Password Generator & Strength Checker

Generate cryptographically secure passwords and check their strength. Uses Web Crypto API.

Options
Generated Passwords
Check Your Own Password
Configure options and click "Generate Passwords" to create secure passwords.

How to Use the Password Generator

  1. Set the length — use the slider to choose password length from 8 to 128 characters. 16+ is recommended.
  2. Select character types — enable uppercase, lowercase, digits, and symbols. More types mean higher entropy.
  3. Optionally exclude characters — remove ambiguous characters (0, O, l, 1, I) or specific characters that might cause issues in certain systems.
  4. Generate — click the button to create up to 20 passwords at once. Click any password to copy it.
  5. Check strength — the strength meter shows entropy, crack time, and a strength rating for each generated password.

Why Strong Passwords Matter

Weak passwords are the most common cause of account breaches. Attackers use automated tools to try billions of password combinations per second. A short or predictable password can be cracked in seconds, while a long, random password with mixed character types can take billions of years to brute-force even with the most powerful hardware.

Understanding Password Entropy

Entropy is a measure of randomness or unpredictability. For passwords, entropy is calculated as log2(charset_size ^ length). For example, a 16-character password using uppercase, lowercase, digits, and symbols (94 possible characters) has log2(94^16) = 105 bits of entropy. As a general guideline:

  • Below 40 bits — Weak. Can be cracked in seconds to minutes.
  • 40-60 bits — Fair. Might resist casual attacks but vulnerable to determined attackers.
  • 60-80 bits — Good. Resistant to most brute-force attacks.
  • 80-100 bits — Strong. Would take many years to crack with current hardware.
  • 100+ bits — Very strong. Effectively uncrackable by brute force.

Cryptographic Security

This tool uses crypto.getRandomValues(), the Web Crypto API's cryptographically secure random number generator. Unlike Math.random(), which uses a predictable pseudo-random algorithm, crypto.getRandomValues() draws from your operating system's entropy pool, making the output truly unpredictable and suitable for security-sensitive applications.

Password Best Practices

  • Use a password manager — store unique passwords for every account
  • Never reuse passwords — one breach exposes all accounts with the same password
  • Enable two-factor authentication — adds a second layer even if your password is compromised
  • Avoid personal information — names, dates, and dictionary words are easily guessed
  • Longer is better — length contributes more to entropy than complexity

How Crack Time Is Calculated

The crack time estimate assumes a brute-force attack at 10 billion guesses per second, which represents a realistic capability for a well-funded attacker using modern GPU clusters. The total keyspace is calculated as charset_size ^ password_length, and the average time to crack is half the time to exhaust the entire keyspace. For a 16-character password using the full 94-character printable ASCII set, the keyspace is approximately 3.7 x 10^31 — far beyond what any brute-force attack can feasibly cover.

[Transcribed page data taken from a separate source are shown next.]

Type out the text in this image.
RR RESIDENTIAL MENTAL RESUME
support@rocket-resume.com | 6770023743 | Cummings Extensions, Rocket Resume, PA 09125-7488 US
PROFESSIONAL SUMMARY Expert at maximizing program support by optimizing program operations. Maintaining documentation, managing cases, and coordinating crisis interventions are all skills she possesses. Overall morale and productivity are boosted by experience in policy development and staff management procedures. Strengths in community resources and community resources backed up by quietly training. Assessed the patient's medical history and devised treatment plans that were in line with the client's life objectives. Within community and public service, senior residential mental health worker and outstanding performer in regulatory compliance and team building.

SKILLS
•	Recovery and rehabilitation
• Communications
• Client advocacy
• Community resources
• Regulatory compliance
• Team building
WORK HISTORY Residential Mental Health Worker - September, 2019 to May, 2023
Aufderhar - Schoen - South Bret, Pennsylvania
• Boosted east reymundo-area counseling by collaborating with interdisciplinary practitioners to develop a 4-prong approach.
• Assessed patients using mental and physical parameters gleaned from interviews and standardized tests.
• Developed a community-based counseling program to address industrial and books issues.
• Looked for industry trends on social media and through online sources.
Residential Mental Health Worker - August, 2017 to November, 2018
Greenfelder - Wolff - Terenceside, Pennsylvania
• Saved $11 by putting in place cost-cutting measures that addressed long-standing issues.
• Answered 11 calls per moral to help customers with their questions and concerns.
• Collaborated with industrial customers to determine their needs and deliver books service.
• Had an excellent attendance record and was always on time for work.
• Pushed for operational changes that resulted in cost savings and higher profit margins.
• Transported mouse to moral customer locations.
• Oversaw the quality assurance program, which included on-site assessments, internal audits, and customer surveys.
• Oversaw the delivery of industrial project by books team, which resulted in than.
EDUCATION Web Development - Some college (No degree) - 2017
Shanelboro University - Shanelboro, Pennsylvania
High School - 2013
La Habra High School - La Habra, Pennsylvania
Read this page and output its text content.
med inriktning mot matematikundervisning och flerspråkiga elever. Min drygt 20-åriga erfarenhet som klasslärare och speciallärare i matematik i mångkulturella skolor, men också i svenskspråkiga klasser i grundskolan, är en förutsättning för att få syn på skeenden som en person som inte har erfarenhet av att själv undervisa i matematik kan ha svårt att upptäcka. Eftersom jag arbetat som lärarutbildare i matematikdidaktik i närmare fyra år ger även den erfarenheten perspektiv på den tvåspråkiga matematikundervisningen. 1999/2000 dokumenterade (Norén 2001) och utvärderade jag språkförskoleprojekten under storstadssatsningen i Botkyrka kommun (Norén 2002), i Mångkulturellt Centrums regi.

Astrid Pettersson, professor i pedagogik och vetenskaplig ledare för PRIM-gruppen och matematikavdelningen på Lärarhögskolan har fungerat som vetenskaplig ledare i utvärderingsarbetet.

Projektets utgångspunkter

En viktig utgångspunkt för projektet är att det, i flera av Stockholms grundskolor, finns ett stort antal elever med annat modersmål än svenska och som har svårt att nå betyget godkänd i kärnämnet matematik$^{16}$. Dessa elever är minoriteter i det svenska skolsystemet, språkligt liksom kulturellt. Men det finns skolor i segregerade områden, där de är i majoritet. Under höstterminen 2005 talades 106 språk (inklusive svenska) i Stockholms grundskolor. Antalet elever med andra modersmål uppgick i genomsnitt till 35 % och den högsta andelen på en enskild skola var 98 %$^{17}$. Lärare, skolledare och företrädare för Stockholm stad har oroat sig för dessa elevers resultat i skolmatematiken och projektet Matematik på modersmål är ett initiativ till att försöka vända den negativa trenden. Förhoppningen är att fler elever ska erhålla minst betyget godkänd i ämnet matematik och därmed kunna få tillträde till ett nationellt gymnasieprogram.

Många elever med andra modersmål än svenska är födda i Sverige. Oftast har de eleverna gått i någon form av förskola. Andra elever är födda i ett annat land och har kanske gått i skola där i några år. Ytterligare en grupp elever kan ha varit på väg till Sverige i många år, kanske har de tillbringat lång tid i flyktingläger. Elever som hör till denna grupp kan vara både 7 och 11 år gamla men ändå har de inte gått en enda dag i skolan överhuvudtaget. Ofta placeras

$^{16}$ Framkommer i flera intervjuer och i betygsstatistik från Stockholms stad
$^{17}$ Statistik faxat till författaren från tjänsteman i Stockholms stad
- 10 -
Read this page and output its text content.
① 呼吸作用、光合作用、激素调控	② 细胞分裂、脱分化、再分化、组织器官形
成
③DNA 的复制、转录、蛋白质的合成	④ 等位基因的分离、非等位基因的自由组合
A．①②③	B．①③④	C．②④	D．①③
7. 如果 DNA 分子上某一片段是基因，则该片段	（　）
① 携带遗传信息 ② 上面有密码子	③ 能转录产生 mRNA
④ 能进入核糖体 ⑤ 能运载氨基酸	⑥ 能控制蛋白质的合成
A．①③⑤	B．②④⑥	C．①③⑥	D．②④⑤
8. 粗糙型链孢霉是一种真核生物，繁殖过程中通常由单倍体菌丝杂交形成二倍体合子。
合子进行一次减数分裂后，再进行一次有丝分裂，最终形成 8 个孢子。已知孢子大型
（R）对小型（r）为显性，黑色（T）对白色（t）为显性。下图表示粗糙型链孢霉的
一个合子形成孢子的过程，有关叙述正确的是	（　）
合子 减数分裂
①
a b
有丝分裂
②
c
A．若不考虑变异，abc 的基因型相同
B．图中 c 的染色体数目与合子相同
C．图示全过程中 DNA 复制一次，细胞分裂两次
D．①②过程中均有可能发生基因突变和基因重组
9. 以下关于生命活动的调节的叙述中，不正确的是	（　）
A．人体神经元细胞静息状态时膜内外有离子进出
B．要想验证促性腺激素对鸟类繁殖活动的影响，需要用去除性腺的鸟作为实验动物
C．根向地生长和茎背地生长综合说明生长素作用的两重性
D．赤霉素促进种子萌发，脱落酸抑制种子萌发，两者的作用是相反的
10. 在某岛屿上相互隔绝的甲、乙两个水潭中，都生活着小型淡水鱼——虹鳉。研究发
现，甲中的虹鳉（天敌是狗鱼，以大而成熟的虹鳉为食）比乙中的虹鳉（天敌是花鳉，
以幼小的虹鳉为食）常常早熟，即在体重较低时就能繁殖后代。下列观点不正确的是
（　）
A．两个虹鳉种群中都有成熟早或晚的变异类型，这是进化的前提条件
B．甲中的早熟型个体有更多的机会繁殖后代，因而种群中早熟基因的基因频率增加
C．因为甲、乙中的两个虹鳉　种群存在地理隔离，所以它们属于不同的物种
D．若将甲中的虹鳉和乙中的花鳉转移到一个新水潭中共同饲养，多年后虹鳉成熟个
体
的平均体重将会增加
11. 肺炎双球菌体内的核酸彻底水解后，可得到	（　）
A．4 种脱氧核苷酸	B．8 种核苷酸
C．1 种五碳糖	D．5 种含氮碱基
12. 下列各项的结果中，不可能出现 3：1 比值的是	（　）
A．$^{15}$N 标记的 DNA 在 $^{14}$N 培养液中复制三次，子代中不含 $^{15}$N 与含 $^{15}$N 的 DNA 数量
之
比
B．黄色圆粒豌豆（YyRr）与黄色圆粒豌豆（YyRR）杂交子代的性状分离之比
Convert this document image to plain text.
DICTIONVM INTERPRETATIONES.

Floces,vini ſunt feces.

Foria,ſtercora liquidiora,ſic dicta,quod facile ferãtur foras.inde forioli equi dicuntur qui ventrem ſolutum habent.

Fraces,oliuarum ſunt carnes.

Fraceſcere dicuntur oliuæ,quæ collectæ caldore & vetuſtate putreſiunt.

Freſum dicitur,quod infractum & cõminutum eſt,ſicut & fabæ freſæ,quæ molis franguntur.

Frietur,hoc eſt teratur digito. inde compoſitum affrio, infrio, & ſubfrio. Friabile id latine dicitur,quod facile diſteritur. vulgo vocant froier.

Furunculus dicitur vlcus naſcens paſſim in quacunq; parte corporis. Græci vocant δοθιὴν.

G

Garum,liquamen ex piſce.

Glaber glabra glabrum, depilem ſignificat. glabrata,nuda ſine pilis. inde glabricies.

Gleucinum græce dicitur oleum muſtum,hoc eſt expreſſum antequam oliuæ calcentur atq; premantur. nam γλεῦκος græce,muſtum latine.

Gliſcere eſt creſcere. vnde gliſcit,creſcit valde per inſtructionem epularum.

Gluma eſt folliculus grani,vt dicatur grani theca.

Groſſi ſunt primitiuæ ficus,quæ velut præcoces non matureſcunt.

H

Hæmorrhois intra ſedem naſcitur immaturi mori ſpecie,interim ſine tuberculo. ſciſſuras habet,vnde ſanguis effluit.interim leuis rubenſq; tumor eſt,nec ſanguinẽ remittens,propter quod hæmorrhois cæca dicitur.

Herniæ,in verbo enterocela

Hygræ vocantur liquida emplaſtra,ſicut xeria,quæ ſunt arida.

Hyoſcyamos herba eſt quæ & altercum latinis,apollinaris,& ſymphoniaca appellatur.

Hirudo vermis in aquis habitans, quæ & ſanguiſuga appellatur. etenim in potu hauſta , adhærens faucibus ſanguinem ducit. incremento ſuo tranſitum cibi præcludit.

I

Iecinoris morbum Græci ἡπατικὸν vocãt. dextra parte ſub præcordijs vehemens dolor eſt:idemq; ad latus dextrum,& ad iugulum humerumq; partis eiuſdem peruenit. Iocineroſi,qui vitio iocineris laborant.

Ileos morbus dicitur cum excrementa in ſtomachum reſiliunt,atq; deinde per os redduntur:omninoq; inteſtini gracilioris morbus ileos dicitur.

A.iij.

Excluding Ambiguous Characters

Some characters look nearly identical in certain fonts, which can cause problems when passwords need to be manually typed or read aloud. The ambiguous character exclusion removes 0 (zero) vs O (uppercase O), l (lowercase L) vs 1 (one) vs I (uppercase I). This is especially useful for shared passwords, temporary access codes, or any situation where the password might be communicated verbally or displayed in a font where these characters are hard to distinguish. For related security and encoding tools, generate checksums with our Hash Generator, create unique identifiers with the UUID Generator, or encode values with the Base64 Encoder.

Frequently Asked Questions

This generator uses the Web Crypto API (crypto.getRandomValues) to generate cryptographically secure random numbers. These numbers are used to randomly select characters from your chosen character set. The entire process happens in your browser — no passwords are ever sent to a server.
Entropy measures the randomness of a password in bits. It is calculated as log2(charset_size ^ length). Higher entropy means a stronger password. A password with 80+ bits of entropy is considered strong, while 128+ bits is very strong.
For most accounts, 16 characters with mixed character types provides excellent security (80+ bits of entropy). For high-security accounts like email and banking, 20+ characters is recommended. Password managers can easily handle long passwords, so there is little reason not to use 20+ characters.
No. The password is generated entirely in your browser using the Web Crypto API. It is never sent to any server, stored in any database, or logged anywhere. Once you leave or refresh the page, the generated passwords are gone.
The crack time estimate shows how long it would take an attacker to brute-force your password assuming 10 billion guesses per second (a realistic estimate for modern GPU clusters). This is a worst-case scenario assuming the attacker knows your character set and password length.